The IMF adopted and published on June 9 an “Article IV” report, the first assessment by the IMF of the macroeconomic situation in Libya for 10 years. Although the level of transparency, exhaustiveness and objectivity of economic data remains low in Libya, the IMF considered the progress sufficient to try to update the assessment of the macroeconomic situation and to draw up recommendations .
Hydrocarbon resources, abundant but volatile, provide 95% of the country’s income and exports.
Illustrating the extreme volatility of the Libyan economy dependent on oil revenues and the security situation, the IMF forecasts growth of 18.8% this year, after -11.4% in 2022, +28.3% in 2021 and -29.5% in 2020, depending on the evolution of international prices and disruptions in domestic production.
Despite the sharp rise in public spending, the explosion in oil prices and the depreciation of the dinar would have made it possible to generate significant budget surpluses ($4.4 billion in 2021 and $6.4 billion in 2022) and a accumulation of foreign currency reserves estimated at $82 billion in 2022, i.e. 200% of GDP and 4 years of imports. However, this reserve accumulation also reveals Libya’s inability to invest and develop, as evidenced by the low level of capital expenditure, particularly in oil and gas infrastructure, in the absence of a budget law vote.
The IMF pleads for a real long-term economic and budgetary policy in favor of the country’s economic diversification, while oil export revenues represent 97% of State revenues, estimated at 28 billion USD in 2022 and that 90% of the country’s employees (1/3 of the total population, 2.2 M people) depend on the public sector.
The authorities of the IMF evoke the urgency of agreeing on a budget with an obligation of annual planning and establishment of objectives of budgetary policy and priority of expenditure. The current short-term budgetary process only allows the redistribution of the oil rent in wages and subsidies, the procyclical nature of which “threatens macroeconomic stability and intergenerational equity”.
While the price at the pump of gasoline is maintained at $0.03/litre (unchanged since 1978), the IMF pleads in particular for a reduction in fuel subsidies, which disproportionately benefit the wealthiest households, and their replacement by targeted direct allocations, especially since the cost of these subsidies would be largely underestimated (revenue from crude oil exports not counted because they are used directly to import refined products resold at local subsidized prices). According to the IMF, the actual amount of subsidies had reached $8.5 billion in 2022, well above the $1 billion officially recorded.
IMF staff also recommends tighter control of some 2,000 public enterprises, as well as a comprehensive reform of tax administration and stricter control of customs operations to mobilize more non-oil revenue.
Despite the recognition of stabilizing measures, progress in the management of the financial system is essential, in the first place the reunification of the central bank and its withdrawal from the banking sector. The IMF recognizes the role of the devaluation in 2021 and certain capital control measures to preserve foreign exchange reserves and stem the parallel foreign exchange market.
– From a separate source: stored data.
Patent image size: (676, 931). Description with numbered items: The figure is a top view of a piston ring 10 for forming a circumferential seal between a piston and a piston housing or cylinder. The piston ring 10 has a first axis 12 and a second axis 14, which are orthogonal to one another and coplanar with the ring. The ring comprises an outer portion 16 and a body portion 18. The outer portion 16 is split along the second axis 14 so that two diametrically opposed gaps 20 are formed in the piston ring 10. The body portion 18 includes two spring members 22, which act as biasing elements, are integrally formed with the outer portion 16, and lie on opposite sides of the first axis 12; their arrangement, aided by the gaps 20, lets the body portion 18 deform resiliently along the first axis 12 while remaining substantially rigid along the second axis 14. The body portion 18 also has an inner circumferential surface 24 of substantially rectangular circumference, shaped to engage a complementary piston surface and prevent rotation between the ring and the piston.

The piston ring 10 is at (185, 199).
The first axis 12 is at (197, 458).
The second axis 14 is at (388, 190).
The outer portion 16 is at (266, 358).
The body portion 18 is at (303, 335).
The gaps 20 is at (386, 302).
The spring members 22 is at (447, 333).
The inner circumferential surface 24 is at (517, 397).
Inflation would also be relatively under control (from 1.5% in 2020 to 4.5% in 2022), notwithstanding the reservations that can be expressed about the reliability of the price index in Libya. However, the discretionary policy of granting letters of credit, the lack of progress in the reunification of the BCL and the conflicts of interest emanating from the confusion of the roles of the BCL between actor and regulator of the banking sector increase the tensions of liquidities in particular in the East, the flight of currencies out of the official banking sector, as well as the failures of the system of prudential control and fight against money laundering.
The reunification of the BCL and its disengagement from the commercial banks it holds (70% of banking assets and 80% of loans granted), by strengthening confidence in the banking sector and increasing bank deposits, would constitute an essential step towards financial stability and promotion of private sector development.
The World Bank published at the same time an economic report on Libya with similar conclusions. While the economic orders of magnitude sometimes differ significantly from those of the IMF, reflecting the difficulty of collecting economic information, the conclusions and recommendations remain similar.
The World Bank assesses in particular the economic and social consequences of the chronic instability of the country: GDP per capita would have halved between 2011 and 2020; 43% of households would not have sufficient access to health, 22% would not have satisfactory access to running water and they would experience an average of 6.3 hours of power outage per day, while the system social protection has deteriorated sharply since 2011.
In addition to the need for a political agreement and the development of a new social contract at the national level, the WB recommends greater decentralization in the management of public finances and oil revenues and the establishment of a social policy global framework allowing at the very least a distinction between social transfers and civil service salaries.